NUI Galway to Lead €13 Million SFI Centre for Research Training in Genomics Data Science

Posted by in categories: biotech/medical, business, economics, food, genetics, health, science

NUI Galway will lead a new €13 million SFI Centre for Research Training in Genomics Data Science. The new Centre will train a generation of 100 highly skilled PhD graduates to harness the collective potential of genomics and data science to have transformative scientific, economic and societal impacts.

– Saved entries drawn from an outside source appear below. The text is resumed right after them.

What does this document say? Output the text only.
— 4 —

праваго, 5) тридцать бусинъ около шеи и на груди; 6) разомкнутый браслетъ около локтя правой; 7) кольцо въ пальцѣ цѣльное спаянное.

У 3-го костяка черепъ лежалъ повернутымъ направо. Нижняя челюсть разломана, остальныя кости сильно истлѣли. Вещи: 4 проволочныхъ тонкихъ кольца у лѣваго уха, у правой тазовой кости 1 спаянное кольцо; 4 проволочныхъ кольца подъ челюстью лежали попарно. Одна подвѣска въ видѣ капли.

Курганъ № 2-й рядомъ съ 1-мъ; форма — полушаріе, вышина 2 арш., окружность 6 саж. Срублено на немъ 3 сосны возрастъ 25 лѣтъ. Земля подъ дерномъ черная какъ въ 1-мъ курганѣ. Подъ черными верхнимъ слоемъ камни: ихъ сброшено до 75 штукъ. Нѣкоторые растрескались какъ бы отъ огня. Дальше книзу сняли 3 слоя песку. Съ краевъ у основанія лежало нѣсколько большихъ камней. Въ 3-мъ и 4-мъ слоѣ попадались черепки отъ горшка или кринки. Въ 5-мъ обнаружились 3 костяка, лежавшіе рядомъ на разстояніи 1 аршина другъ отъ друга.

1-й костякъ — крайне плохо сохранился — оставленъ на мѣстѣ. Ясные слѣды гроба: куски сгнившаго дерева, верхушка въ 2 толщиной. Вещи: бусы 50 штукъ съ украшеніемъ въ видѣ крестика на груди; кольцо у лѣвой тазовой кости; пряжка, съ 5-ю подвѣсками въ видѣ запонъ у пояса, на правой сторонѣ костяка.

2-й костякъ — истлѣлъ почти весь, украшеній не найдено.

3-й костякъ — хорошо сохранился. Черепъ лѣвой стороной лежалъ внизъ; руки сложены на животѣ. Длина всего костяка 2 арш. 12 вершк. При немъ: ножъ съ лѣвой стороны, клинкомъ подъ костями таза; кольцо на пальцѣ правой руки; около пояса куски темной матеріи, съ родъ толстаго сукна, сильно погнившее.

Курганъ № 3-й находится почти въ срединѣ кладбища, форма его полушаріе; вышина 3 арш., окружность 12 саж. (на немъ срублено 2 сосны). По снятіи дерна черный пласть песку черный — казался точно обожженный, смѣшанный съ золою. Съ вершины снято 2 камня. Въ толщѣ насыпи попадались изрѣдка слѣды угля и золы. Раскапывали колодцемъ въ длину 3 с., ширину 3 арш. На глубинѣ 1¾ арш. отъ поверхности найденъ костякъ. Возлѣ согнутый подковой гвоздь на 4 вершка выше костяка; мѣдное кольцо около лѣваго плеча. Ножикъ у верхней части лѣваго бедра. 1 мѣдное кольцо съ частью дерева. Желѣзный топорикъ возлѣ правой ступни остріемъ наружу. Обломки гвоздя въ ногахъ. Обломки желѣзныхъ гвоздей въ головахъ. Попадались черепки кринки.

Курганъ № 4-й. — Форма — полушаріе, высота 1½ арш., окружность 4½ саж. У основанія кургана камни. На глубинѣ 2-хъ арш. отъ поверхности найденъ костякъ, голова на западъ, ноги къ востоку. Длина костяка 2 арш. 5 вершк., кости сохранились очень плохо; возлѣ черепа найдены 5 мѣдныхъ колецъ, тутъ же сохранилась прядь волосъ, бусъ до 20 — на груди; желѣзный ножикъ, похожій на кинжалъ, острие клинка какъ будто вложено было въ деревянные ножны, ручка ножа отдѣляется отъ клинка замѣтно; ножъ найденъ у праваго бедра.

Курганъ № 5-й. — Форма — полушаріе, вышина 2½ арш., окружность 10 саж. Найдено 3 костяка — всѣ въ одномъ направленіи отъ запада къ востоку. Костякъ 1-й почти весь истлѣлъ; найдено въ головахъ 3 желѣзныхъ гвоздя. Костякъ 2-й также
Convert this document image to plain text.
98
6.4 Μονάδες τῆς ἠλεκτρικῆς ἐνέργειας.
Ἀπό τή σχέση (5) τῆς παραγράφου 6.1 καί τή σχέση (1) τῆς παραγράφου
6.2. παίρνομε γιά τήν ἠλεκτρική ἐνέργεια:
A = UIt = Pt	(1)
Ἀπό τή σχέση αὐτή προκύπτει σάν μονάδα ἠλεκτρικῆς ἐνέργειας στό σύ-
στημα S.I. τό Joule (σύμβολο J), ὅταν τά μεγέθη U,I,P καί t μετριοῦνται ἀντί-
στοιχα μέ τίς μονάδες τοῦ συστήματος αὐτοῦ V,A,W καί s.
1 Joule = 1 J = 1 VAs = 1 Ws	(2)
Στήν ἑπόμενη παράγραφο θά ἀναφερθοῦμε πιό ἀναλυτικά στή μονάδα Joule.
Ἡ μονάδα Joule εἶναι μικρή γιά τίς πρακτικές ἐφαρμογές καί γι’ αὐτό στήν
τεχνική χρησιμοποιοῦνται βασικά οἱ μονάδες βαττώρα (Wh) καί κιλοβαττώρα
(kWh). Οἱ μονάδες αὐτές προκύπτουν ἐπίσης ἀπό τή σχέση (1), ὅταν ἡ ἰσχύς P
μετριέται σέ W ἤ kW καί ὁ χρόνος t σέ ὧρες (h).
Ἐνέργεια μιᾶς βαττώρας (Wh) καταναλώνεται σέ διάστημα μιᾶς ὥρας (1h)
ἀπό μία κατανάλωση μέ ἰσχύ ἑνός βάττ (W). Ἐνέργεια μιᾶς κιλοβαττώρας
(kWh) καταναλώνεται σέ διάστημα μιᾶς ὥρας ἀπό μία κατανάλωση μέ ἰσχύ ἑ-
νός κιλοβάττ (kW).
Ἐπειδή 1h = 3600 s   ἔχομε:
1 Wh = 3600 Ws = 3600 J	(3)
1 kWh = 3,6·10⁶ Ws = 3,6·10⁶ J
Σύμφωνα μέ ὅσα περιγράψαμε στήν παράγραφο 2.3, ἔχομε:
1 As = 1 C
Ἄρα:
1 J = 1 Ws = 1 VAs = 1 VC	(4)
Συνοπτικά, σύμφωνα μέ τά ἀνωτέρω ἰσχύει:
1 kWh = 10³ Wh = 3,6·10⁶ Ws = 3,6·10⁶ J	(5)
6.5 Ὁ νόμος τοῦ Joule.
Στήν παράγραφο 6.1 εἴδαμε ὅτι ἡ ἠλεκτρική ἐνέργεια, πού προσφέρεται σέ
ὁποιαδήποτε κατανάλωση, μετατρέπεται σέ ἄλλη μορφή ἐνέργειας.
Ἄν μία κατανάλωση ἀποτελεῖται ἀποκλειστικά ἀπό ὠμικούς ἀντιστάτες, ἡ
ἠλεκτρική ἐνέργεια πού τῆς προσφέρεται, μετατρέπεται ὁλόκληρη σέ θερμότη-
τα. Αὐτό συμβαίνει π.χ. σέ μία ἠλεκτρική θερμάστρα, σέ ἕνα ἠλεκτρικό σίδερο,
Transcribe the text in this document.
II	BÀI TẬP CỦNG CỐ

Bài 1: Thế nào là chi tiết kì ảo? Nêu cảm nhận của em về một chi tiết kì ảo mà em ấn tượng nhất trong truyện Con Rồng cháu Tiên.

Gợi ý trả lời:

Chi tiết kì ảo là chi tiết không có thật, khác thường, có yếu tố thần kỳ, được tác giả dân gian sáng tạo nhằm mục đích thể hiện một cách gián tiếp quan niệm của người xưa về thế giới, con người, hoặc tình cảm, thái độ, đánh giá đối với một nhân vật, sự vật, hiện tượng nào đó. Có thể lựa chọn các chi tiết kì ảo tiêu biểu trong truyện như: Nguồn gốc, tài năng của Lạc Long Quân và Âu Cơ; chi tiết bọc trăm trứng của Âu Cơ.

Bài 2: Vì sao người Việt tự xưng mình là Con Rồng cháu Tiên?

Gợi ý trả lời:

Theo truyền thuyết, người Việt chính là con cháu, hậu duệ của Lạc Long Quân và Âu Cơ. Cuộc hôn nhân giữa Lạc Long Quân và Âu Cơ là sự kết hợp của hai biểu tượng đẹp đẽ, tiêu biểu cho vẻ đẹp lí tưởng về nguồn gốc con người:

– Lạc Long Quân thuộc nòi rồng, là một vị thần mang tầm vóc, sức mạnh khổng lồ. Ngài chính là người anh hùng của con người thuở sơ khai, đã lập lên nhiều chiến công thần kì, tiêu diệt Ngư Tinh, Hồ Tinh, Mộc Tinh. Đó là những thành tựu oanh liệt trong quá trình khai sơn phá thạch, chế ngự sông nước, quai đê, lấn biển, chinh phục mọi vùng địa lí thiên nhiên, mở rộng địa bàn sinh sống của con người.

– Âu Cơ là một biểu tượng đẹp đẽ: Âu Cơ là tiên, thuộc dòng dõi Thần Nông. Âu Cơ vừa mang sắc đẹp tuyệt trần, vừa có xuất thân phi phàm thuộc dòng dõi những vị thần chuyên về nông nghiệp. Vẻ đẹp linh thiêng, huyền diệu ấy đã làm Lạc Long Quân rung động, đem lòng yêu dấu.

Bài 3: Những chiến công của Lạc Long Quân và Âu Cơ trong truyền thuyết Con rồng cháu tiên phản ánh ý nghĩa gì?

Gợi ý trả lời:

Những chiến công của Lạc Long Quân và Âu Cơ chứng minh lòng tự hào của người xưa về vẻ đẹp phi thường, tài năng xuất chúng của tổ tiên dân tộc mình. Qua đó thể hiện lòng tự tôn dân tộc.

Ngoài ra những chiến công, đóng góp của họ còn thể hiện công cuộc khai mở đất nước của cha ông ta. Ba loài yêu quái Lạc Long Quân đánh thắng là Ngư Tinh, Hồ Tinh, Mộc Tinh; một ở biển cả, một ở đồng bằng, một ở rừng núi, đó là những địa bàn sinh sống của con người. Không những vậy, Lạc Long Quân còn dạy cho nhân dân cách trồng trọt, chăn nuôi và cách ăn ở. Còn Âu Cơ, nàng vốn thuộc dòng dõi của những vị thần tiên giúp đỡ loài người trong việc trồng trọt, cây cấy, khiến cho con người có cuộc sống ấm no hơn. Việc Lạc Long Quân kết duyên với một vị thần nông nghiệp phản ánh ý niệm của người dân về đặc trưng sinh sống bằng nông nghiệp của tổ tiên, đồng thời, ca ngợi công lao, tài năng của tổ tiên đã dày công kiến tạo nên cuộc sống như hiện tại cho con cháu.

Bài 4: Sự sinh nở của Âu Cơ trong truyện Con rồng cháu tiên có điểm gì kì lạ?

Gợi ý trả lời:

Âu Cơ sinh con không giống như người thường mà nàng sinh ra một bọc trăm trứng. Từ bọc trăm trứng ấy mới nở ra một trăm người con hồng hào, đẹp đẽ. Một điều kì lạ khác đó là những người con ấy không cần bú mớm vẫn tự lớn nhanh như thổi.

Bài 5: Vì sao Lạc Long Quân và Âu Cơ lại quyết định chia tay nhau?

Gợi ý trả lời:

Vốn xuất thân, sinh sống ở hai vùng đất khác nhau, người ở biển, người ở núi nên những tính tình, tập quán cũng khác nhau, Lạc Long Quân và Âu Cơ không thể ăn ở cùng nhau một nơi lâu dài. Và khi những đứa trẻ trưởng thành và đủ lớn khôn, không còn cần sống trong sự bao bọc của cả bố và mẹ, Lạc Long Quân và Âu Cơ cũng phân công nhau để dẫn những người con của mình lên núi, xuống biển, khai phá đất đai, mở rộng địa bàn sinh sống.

Announced recently by Minister Heather Humphreys TD Minister for Business, Enterprise, and Innovation, and Minister of State for Training, Skills, Innovation, Research and Development, John Halligan TD and Science Foundation Ireland, the Centre will be led by NUI Galway and will involve partners from UCD, TCD, RCSI and UCC.

A genome is an organisms complete set of DNA or genetic material and it contains all of the information needed to build and maintain that organism. Genomics is the branch of science that studies genomes to see how they direct the growth and function of cells and organisms and it is a key area of fundamental science with real-world impacts in areas from human health to agriculture and food production. In recent years the field of genomics has undergone a revolution, driven by new technologies that generate data on an enormous scale. In order to make sense of the large and complex datasets arising from analysis of genomes, we require highly trained data scientists, who can turn this data into useful information that can increase scientific understanding and enable us to harness the power of genomics to drive innovation and create real-world solutions.